The number of Americans applying for unemployment benefits rose last week to 744,000, signaling that many employers are still cutting jobs even as more people are vaccinated against COVID-19, consumers gain confidence and the government distributes aid throughout the economy.
The Labor Department said Thursday that applications increased by 16,000 from 728,000 a week earlier. Jobless claims have declined sharply since the virus slammed into the economy in March of last year. But they remain stubbornly high by historical standards: Before the pandemic erupted, weekly applications typically remained below 220,000 a week.
For the week ending March 27, more than 3.7 million people were receiving traditional state unemployment benefits, the government said. If you include supplemental federal programs that were established last year to help the unemployed endure the health crisis, a total of 18.2 million are receiving some form of jobless aid the week of March 20.
Economists monitor weekly jobless claims for early signs of where the job market is headed. Applications are usually a proxy for layoffs: They typically decline as the economy improves. Or they rise as employers retrench in response to sluggish consumer demand.
During the pandemic, though, the numbers have become a less reliable barometer. States have struggled to clear backlogs of unemployment applications, and suspected fraud has clouded the actual volume of job cuts.
By nearly all measures, though, the economy has been strengthening. During March, employers added 916,000 jobs, the most since August, and the unemployment rate declined from 6.2% to 6%. In February, the pace of job openings reached its highest level on record. Last month, consumer confidence posted its highest reading in a year.
And this week, the International Monetary Fund forecast that the U.S. economy will grow 6.4% this year. That would fastest annual pace since 1984 and the strongest among the world’s wealthiest countries.
Most economists say they think the still-high level of unemployment applications should gradually fade.
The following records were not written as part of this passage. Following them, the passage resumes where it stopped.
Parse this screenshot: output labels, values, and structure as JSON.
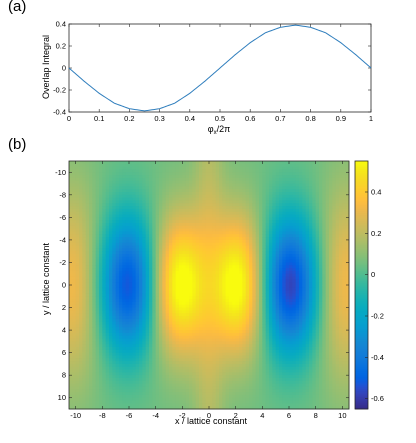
{
  "panel_labels": {
    "a": "(a)",
    "b": "(b)"
  },
  "chart_data": [
    {
      "type": "line",
      "panel": "(a)",
      "xlabel": "φx/2π",
      "xlabel_main": "φ",
      "xlabel_sub": "x",
      "xlabel_rest": "/2π",
      "ylabel": "Overlap Integral",
      "xlim": [
        0,
        1
      ],
      "ylim": [
        -0.4,
        0.4
      ],
      "xticks": [
        0,
        0.1,
        0.2,
        0.3,
        0.4,
        0.5,
        0.6,
        0.7,
        0.8,
        0.9,
        1
      ],
      "xtick_labels": [
        "0",
        "0.1",
        "0.2",
        "0.3",
        "0.4",
        "0.5",
        "0.6",
        "0.7",
        "0.8",
        "0.9",
        "1"
      ],
      "yticks": [
        0.4,
        0.2,
        0,
        -0.2,
        -0.4
      ],
      "ytick_labels": [
        "0.4",
        "0.2",
        "0",
        "-0.2",
        "-0.4"
      ],
      "series": [
        {
          "color": "#2f7ebd",
          "x": [
            0,
            0.05,
            0.1,
            0.15,
            0.2,
            0.25,
            0.3,
            0.35,
            0.4,
            0.45,
            0.5,
            0.55,
            0.6,
            0.65,
            0.7,
            0.75,
            0.8,
            0.85,
            0.9,
            0.95,
            1
          ],
          "y": [
            0,
            -0.12,
            -0.23,
            -0.32,
            -0.37,
            -0.39,
            -0.37,
            -0.32,
            -0.23,
            -0.12,
            0,
            0.12,
            0.23,
            0.32,
            0.37,
            0.39,
            0.37,
            0.32,
            0.23,
            0.12,
            0
          ]
        }
      ]
    },
    {
      "type": "heatmap",
      "panel": "(b)",
      "xlabel": "x / lattice constant",
      "ylabel": "y / lattice constant",
      "xlim": [
        -10.5,
        10.5
      ],
      "ylim": [
        -11,
        11
      ],
      "y_reversed": true,
      "xticks": [
        -10,
        -8,
        -6,
        -4,
        -2,
        0,
        2,
        4,
        6,
        8,
        10
      ],
      "xtick_labels": [
        "-10",
        "-8",
        "-6",
        "-4",
        "-2",
        "0",
        "2",
        "4",
        "6",
        "8",
        "10"
      ],
      "yticks": [
        -10,
        -8,
        -6,
        -4,
        -2,
        0,
        2,
        4,
        6,
        8,
        10
      ],
      "ytick_labels": [
        "-10",
        "-8",
        "-6",
        "-4",
        "-2",
        "0",
        "2",
        "4",
        "6",
        "8",
        "10"
      ],
      "colorbar": {
        "range": [
          -0.65,
          0.55
        ],
        "ticks": [
          0.4,
          0.2,
          0,
          -0.2,
          -0.4,
          -0.6
        ],
        "tick_labels": [
          "0.4",
          "0.2",
          "0",
          "-0.2",
          "-0.4",
          "-0.6"
        ],
        "colormap": "parula"
      },
      "features": [
        {
          "x": -6,
          "y": 0,
          "value": -0.6
        },
        {
          "x": -2.2,
          "y": 0,
          "value": 0.55
        },
        {
          "x": 2.2,
          "y": 0,
          "value": 0.55
        },
        {
          "x": 6,
          "y": 0,
          "value": -0.65
        }
      ]
    }
  ]
}
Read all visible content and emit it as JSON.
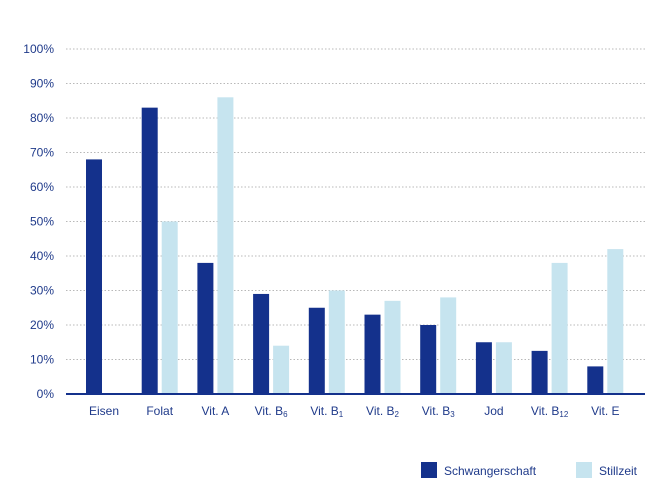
{
  "chart_data": {
    "type": "bar",
    "title": "",
    "xlabel": "",
    "ylabel": "",
    "ylim": [
      0,
      100
    ],
    "y_ticks": [
      "0%",
      "10%",
      "20%",
      "30%",
      "40%",
      "50%",
      "60%",
      "70%",
      "80%",
      "90%",
      "100%"
    ],
    "grid": "horizontal dotted",
    "legend_position": "bottom-right",
    "categories": [
      {
        "main": "Eisen",
        "sub": ""
      },
      {
        "main": "Folat",
        "sub": ""
      },
      {
        "main": "Vit. A",
        "sub": ""
      },
      {
        "main": "Vit. B",
        "sub": "6"
      },
      {
        "main": "Vit. B",
        "sub": "1"
      },
      {
        "main": "Vit. B",
        "sub": "2"
      },
      {
        "main": "Vit. B",
        "sub": "3"
      },
      {
        "main": "Jod",
        "sub": ""
      },
      {
        "main": "Vit. B",
        "sub": "12"
      },
      {
        "main": "Vit. E",
        "sub": ""
      }
    ],
    "series": [
      {
        "name": "Schwangerschaft",
        "color": "#14318c",
        "values": [
          68,
          83,
          38,
          29,
          25,
          23,
          20,
          15,
          12.5,
          8
        ]
      },
      {
        "name": "Stillzeit",
        "color": "#c6e4ef",
        "values": [
          null,
          50,
          86,
          14,
          30,
          27,
          28,
          15,
          38,
          42
        ]
      }
    ],
    "colors": {
      "axis": "#14318c",
      "text": "#1f3a8a",
      "grid": "#b8b8b8"
    }
  }
}
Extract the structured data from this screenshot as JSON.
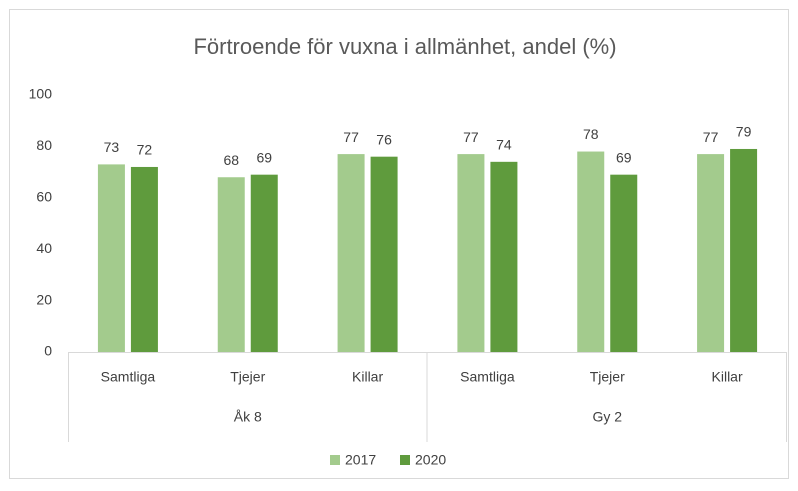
{
  "chart_data": {
    "type": "bar",
    "title": "Förtroende för vuxna i allmänhet, andel (%)",
    "groups": [
      {
        "name": "Åk 8",
        "categories": [
          "Samtliga",
          "Tjejer",
          "Killar"
        ]
      },
      {
        "name": "Gy 2",
        "categories": [
          "Samtliga",
          "Tjejer",
          "Killar"
        ]
      }
    ],
    "series": [
      {
        "name": "2017",
        "color": "#a3cb8d",
        "values": [
          73,
          68,
          77,
          77,
          78,
          77
        ]
      },
      {
        "name": "2020",
        "color": "#5f9b3d",
        "values": [
          72,
          69,
          76,
          74,
          69,
          79
        ]
      }
    ],
    "ylim": [
      0,
      100
    ],
    "yticks": [
      0,
      20,
      40,
      60,
      80,
      100
    ],
    "grid": false,
    "legend": "bottom"
  }
}
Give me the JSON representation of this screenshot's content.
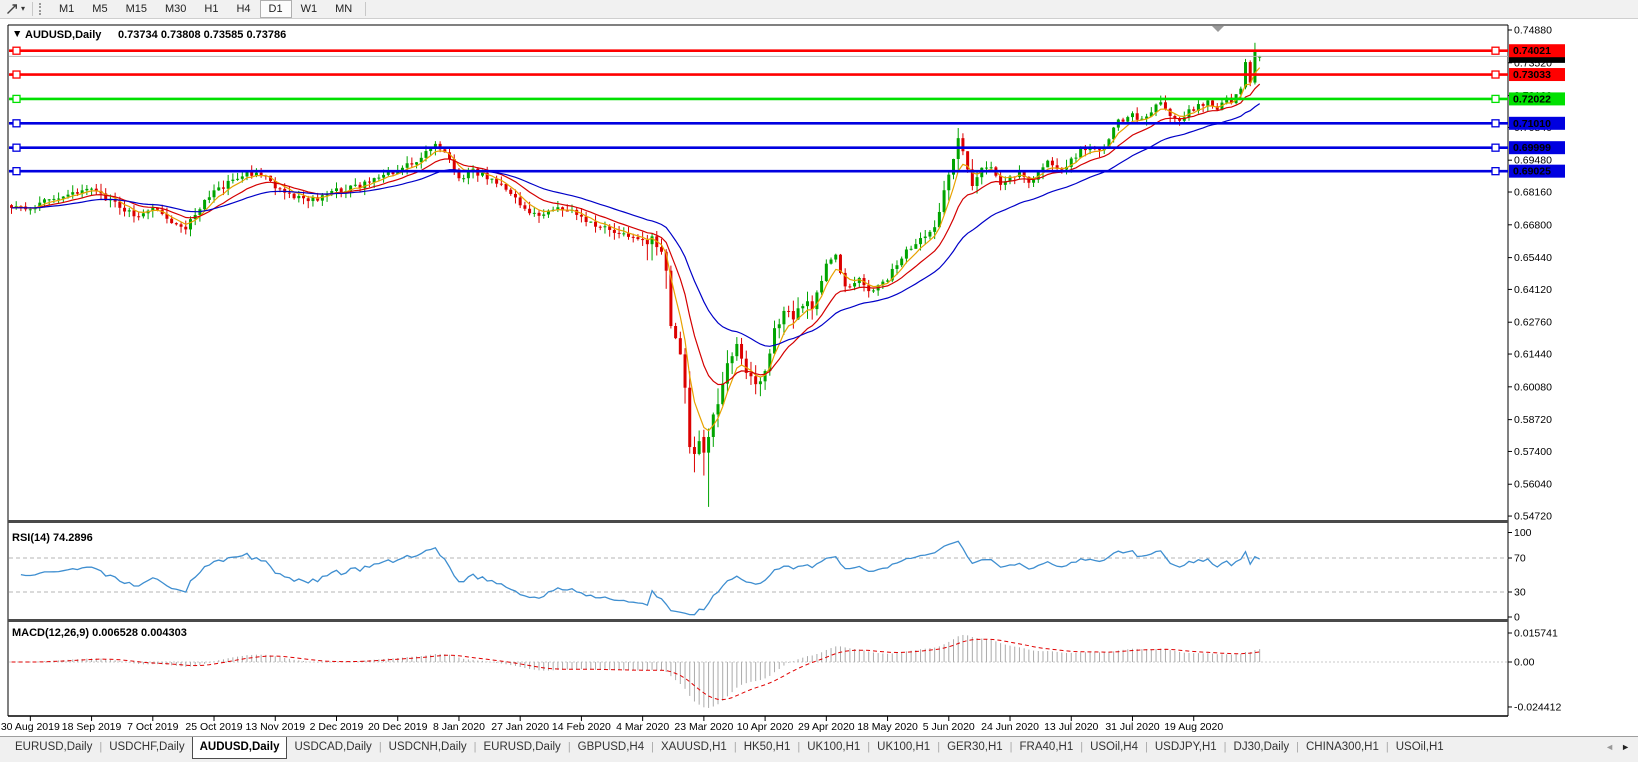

“Jobless claims may bounce around week to week as the recovery takes hold, but we expect they will start to decline more consistently as the economy gains momentum," economists Nancy Vanden Houten and Gregory Daco of Oxford Economics said in a research note. “We expect the stellar March jobs report to be the first of many and look for a hiring boom in the spring and summer months.''
Still, the United States still has 8.4 million fewer jobs than it had in February 2020, just before the pandemic struck. New confirmed coronavirus cases, which had dropped sharply from early January through early March, have plateaued over the past month. In addition, the vaccination rate for elderly Americans, who are among the most vulnerable, has dramatically slowed even as the supply of vaccines has expanded.
And the data firm Womply reports that the percentage of businesses that remained closed last week rose from the beginning of March — from 38% to 45% for bars; from 35% to 46% for beauty shops; and from 30% to 38% for restaurants.